In 1987 construction costs for the new Leavey Student Center ran millions of dollars over budget, prompting the university to take out additional bonds and to re-examine the terms of its partnership with lead contractor Marriot Corporation.

Georgetown budgeted over $45 million for the Leavey Center’s second phase of construction, but higher than expected construction costs resulted in an overrun of $3.5 million, according to a Feb.13, 1987, story in THE HOYA.

“There is an overrun . we will be able to finance it with additional tax-exempt bonds,” John J. DeGioia, then Dean of Student Affairs, said. “Funds to pay off the additional bonds will be drawn from the various retail and service operations in the Leavey Center.”

To offset the $3.5 million budget shortfall, university officials looked to revenue earned from the Marriott-run operations. They hoped to use their clout as Marriott’s largest educational client to amend the existing contract, getting the hotel chain to pay off the additional bonds taken out to reduce the Leavey Center debt.

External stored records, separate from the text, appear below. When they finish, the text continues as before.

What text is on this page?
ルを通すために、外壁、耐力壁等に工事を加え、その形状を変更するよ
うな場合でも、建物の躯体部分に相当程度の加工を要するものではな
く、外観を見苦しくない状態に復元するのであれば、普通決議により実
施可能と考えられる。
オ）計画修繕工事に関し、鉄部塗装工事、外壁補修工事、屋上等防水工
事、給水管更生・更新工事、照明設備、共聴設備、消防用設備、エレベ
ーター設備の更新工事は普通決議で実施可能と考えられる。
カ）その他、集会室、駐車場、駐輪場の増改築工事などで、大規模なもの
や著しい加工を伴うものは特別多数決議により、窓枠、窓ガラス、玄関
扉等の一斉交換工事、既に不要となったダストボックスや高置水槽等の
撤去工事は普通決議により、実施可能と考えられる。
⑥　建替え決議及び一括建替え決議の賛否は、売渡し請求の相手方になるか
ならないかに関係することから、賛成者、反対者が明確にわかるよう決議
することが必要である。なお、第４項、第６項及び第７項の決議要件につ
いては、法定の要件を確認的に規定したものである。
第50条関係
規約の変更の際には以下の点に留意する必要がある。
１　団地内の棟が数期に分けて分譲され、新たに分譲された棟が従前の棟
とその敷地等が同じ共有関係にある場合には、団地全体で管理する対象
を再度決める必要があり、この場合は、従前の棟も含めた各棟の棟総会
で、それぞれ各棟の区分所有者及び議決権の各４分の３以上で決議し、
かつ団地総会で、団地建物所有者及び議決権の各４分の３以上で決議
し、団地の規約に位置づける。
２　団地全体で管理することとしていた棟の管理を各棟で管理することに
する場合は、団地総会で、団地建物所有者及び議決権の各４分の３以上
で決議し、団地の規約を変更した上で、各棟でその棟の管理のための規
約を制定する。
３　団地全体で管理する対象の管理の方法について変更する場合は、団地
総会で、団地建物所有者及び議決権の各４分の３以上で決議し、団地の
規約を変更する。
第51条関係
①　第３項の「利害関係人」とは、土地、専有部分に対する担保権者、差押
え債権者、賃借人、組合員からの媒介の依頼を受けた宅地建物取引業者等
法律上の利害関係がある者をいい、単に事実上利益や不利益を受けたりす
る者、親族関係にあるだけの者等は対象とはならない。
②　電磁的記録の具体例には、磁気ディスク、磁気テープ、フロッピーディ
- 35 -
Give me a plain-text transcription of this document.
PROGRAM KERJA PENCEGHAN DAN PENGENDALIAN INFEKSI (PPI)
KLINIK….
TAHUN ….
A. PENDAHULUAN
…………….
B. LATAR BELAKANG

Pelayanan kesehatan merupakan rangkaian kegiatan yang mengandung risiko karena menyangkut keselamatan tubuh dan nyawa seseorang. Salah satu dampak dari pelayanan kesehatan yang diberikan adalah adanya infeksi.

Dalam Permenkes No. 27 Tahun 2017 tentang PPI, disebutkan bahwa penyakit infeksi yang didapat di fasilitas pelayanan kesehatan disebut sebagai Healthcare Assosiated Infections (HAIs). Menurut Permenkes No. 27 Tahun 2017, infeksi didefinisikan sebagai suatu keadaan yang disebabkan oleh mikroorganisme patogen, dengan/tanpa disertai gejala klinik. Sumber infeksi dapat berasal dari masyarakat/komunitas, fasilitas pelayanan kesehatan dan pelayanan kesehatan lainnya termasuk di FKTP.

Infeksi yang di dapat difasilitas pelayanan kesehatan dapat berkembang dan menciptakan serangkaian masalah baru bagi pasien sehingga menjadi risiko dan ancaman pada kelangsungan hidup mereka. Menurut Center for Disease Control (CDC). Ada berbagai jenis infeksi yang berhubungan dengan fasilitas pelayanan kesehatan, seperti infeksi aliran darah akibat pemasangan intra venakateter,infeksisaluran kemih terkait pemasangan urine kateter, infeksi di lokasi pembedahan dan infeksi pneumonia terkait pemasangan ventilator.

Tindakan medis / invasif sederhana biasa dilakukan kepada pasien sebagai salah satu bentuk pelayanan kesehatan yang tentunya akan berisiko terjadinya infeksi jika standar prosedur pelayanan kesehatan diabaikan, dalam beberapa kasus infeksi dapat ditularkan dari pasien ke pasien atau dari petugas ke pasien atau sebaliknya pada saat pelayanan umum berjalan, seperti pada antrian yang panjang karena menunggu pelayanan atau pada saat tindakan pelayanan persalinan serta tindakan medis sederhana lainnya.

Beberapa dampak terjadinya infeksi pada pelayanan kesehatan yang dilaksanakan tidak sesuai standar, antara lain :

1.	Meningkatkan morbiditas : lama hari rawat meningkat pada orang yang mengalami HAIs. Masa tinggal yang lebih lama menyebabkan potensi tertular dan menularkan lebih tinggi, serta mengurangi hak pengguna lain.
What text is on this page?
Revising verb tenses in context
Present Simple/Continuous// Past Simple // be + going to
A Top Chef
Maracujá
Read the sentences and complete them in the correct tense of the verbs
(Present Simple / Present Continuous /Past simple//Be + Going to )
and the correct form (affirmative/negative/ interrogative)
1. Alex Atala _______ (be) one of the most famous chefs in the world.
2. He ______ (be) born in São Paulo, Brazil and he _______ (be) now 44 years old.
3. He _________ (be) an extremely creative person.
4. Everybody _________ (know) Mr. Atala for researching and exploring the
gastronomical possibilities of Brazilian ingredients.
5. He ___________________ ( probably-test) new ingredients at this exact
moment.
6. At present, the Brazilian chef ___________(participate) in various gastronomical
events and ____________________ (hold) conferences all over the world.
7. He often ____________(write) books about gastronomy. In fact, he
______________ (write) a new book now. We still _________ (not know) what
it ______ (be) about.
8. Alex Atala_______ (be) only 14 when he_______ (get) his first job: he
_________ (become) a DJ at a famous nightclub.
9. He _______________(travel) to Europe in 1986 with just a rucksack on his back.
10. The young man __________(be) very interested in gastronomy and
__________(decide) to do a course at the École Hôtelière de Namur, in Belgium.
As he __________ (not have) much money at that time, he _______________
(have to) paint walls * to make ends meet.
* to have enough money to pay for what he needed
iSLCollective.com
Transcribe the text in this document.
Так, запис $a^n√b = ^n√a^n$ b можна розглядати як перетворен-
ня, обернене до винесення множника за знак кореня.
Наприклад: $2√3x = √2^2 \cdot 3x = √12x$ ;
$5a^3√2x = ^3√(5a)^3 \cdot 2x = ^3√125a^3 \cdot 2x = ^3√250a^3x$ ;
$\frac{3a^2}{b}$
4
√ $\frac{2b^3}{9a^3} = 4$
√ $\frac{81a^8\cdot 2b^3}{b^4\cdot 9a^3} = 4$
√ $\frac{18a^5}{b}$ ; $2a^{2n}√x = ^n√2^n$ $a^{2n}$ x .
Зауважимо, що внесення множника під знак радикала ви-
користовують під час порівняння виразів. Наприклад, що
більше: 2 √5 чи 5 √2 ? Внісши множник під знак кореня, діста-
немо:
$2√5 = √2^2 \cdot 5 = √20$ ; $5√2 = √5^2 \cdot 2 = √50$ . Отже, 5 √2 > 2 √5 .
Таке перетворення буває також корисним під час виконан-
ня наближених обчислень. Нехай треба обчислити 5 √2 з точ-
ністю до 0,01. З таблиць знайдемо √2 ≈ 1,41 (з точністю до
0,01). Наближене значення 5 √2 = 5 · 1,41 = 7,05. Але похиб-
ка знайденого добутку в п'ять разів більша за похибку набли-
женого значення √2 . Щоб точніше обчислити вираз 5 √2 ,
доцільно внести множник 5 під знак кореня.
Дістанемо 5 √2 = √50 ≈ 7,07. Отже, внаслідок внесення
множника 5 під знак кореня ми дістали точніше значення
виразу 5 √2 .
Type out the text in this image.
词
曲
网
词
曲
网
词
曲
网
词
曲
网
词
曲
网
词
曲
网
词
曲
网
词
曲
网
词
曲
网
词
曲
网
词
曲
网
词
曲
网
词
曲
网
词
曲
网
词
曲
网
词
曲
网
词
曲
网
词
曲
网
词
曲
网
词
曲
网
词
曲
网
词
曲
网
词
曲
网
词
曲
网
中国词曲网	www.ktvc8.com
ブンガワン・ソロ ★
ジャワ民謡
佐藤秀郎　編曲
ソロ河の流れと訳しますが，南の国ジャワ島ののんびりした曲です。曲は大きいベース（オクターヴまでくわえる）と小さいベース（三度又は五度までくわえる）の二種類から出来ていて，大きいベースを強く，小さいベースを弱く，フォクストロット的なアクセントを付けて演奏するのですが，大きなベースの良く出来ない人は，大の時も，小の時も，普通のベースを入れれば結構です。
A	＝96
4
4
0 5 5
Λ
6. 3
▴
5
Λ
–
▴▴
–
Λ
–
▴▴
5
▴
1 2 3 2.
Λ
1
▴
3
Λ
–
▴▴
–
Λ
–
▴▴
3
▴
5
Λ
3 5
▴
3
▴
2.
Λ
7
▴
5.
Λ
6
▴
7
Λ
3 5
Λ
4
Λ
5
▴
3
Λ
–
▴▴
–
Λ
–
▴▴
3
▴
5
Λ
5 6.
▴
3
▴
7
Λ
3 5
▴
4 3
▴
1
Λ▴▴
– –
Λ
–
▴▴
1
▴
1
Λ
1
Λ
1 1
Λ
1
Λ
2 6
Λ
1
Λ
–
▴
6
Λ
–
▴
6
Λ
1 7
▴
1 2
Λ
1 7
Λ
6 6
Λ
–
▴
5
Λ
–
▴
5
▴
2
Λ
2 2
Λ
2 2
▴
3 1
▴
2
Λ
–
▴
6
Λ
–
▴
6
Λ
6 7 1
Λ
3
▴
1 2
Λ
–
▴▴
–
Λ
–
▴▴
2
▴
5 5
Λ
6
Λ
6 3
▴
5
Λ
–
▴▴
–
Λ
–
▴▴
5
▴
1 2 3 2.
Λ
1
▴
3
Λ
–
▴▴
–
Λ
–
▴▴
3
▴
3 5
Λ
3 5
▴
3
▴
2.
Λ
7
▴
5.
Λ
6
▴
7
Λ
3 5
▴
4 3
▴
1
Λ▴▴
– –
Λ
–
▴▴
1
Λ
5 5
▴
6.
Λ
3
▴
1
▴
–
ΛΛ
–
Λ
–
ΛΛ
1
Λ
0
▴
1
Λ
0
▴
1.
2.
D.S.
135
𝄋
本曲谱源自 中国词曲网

“It should be pointed out that with this center, Georgetown will become the largest contract client of arriott’s Educational Food Services Division . the [Leavey] Center is to be a showcase for this division and thus a keystone to their future success in this area of operations. Favorable terms can be expected accordingly,” a university report on the Leavey Center said.

The budget shortfall did not affect construction of the second phase, which included erecting the Center’s steel infrastructure and completion of the building itself. The first construction phase was the creation of the parking and energy podium.

Completed in fall 1988, the Thomas and Dorothy Leavey Center was designed to house student organization offices and businesses while serving as a central gathering point for all Georgetown students. The Marriott Corporation also operates 146 guest rooms and several conference facilities in the Leavey Center.